Lewandowski’s first came just after the break, a header assisted by Raphinha, and the second followed in the 66th minute. The brace marked his 11th goal in this season’s competition, just one behind the Brazilian’s 12, and brought his season tally to 40 in all competitions.
The record that even Ronaldo couldn’t reach
It wasn’t just another Lewandowski performance — it was a historic one. With his goals on Wednesday night, Lewandowski became the first player in UEFA Champions League history to score 10 or more goals in a single season for three different clubs. “This is turning out to be his best season yet at Barca,” commented the club in a celebratory statement.

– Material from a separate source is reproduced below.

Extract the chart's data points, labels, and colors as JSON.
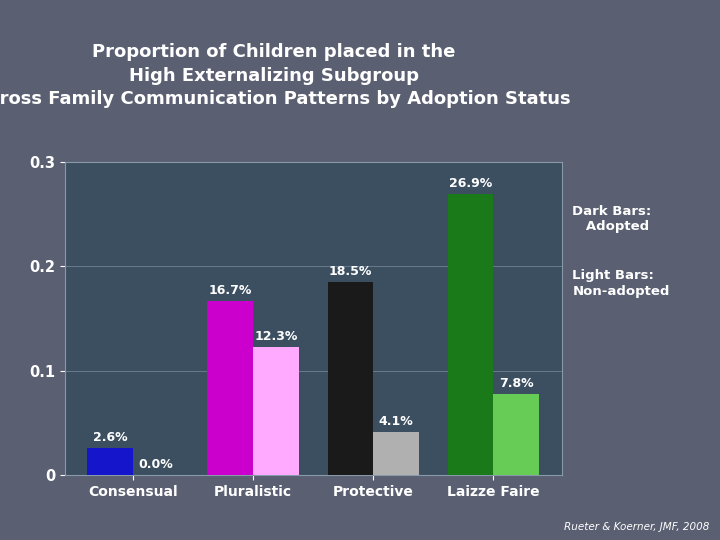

He had previously reached double digits in the Champions League with Borussia Dortmund in 2012/13, and Bayern Munich in both 2019-20 and 2021-22. Now, in his third season at Barcelona, he has finally completed the trifecta — an achievement even Cristiano Ronaldo never managed, despite his time with Manchester United, Real Madrid, and Juventus.

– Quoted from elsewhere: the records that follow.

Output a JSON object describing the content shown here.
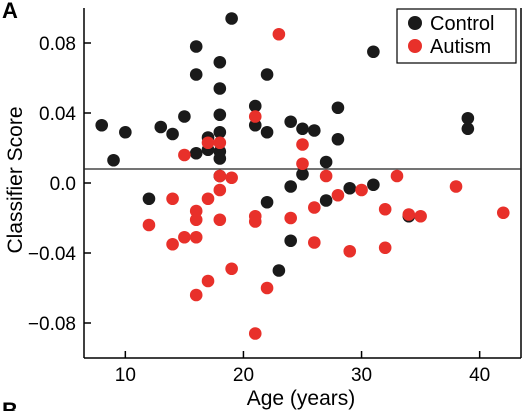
{
  "panel_label": "A",
  "next_panel_label": "B",
  "chart_data": {
    "type": "scatter",
    "xlabel": "Age (years)",
    "ylabel": "Classifier Score",
    "xlim": [
      6.5,
      43.5
    ],
    "ylim": [
      -0.1,
      0.1
    ],
    "xticks": [
      10,
      20,
      30,
      40
    ],
    "yticks": [
      -0.08,
      -0.04,
      0.0,
      0.04,
      0.08
    ],
    "ytick_labels": [
      "−0.08",
      "−0.04",
      "0.0",
      "0.04",
      "0.08"
    ],
    "threshold_line": 0.008,
    "legend": {
      "position": "top-right"
    },
    "series": [
      {
        "name": "Control",
        "color": "#1a1a1a",
        "points": [
          [
            8,
            0.033
          ],
          [
            9,
            0.013
          ],
          [
            10,
            0.029
          ],
          [
            12,
            -0.009
          ],
          [
            13,
            0.032
          ],
          [
            14,
            0.028
          ],
          [
            15,
            0.038
          ],
          [
            16,
            0.078
          ],
          [
            16,
            0.062
          ],
          [
            16,
            0.017
          ],
          [
            17,
            0.026
          ],
          [
            17,
            0.019
          ],
          [
            18,
            0.069
          ],
          [
            18,
            0.054
          ],
          [
            18,
            0.039
          ],
          [
            18,
            0.029
          ],
          [
            18,
            0.018
          ],
          [
            18,
            0.014
          ],
          [
            18,
            0.004
          ],
          [
            19,
            0.094
          ],
          [
            21,
            0.044
          ],
          [
            21,
            0.033
          ],
          [
            22,
            0.062
          ],
          [
            22,
            0.029
          ],
          [
            22,
            -0.011
          ],
          [
            23,
            -0.05
          ],
          [
            24,
            0.035
          ],
          [
            24,
            -0.002
          ],
          [
            24,
            -0.033
          ],
          [
            25,
            0.031
          ],
          [
            25,
            0.005
          ],
          [
            26,
            0.03
          ],
          [
            27,
            0.012
          ],
          [
            27,
            -0.01
          ],
          [
            28,
            0.043
          ],
          [
            28,
            0.025
          ],
          [
            29,
            -0.003
          ],
          [
            31,
            -0.001
          ],
          [
            31,
            0.075
          ],
          [
            34,
            -0.019
          ],
          [
            39,
            0.037
          ],
          [
            39,
            0.031
          ]
        ]
      },
      {
        "name": "Autism",
        "color": "#e8302a",
        "points": [
          [
            12,
            -0.024
          ],
          [
            14,
            -0.009
          ],
          [
            14,
            -0.035
          ],
          [
            15,
            0.016
          ],
          [
            15,
            -0.031
          ],
          [
            16,
            -0.016
          ],
          [
            16,
            -0.021
          ],
          [
            16,
            -0.031
          ],
          [
            16,
            -0.064
          ],
          [
            17,
            0.023
          ],
          [
            17,
            -0.009
          ],
          [
            17,
            -0.056
          ],
          [
            18,
            0.023
          ],
          [
            18,
            0.004
          ],
          [
            18,
            -0.004
          ],
          [
            18,
            -0.021
          ],
          [
            19,
            0.003
          ],
          [
            19,
            -0.049
          ],
          [
            21,
            0.038
          ],
          [
            21,
            -0.019
          ],
          [
            21,
            -0.022
          ],
          [
            21,
            -0.086
          ],
          [
            22,
            -0.06
          ],
          [
            23,
            0.085
          ],
          [
            24,
            -0.02
          ],
          [
            25,
            0.022
          ],
          [
            25,
            0.011
          ],
          [
            26,
            -0.014
          ],
          [
            26,
            -0.034
          ],
          [
            27,
            0.004
          ],
          [
            28,
            -0.007
          ],
          [
            29,
            -0.039
          ],
          [
            30,
            -0.004
          ],
          [
            32,
            -0.015
          ],
          [
            32,
            -0.037
          ],
          [
            33,
            0.004
          ],
          [
            34,
            -0.018
          ],
          [
            35,
            -0.019
          ],
          [
            38,
            -0.002
          ],
          [
            42,
            -0.017
          ]
        ]
      }
    ]
  }
}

While the Pole dominated the headlines, his Brazilian teammate Raphinha had a night of his own. Scoring once and assisting twice, he now sits atop the Champions League goal involvement charts for the 2024/25 campaign with 19 — including 12 goals and seven assists. These numbers equal Lionel Messi’s best return in a single Champions League season with Barcelona (2011/12), putting Raphinha in the same breath as the Argentine legend.
Crushing old friends, climbing the charts
The goals against Dortmund weren’t just symbolic; they were personal. Lewandowski has now scored 29 goals in 28 games against his former club, the most he’s netted against any opponent. This was the first time he’d scored against them in a Champions League match, adding another layer to his haunting legacy over the club that launched his European career.
With 99 goals in a Blaugrana shirt, he’s also on the verge of entering the club’s top 20 all-time goalscorers, just one goal shy of that milestone.
For a player who has done it all — Bundesliga titles, a Champions League trophy, countless individual honors — this may still be his most poetic campaign. A striker aging like fine wine, still rewriting records, and now leading Barcelona back to European relevance. And to think: not even Cristiano Ronaldo managed this.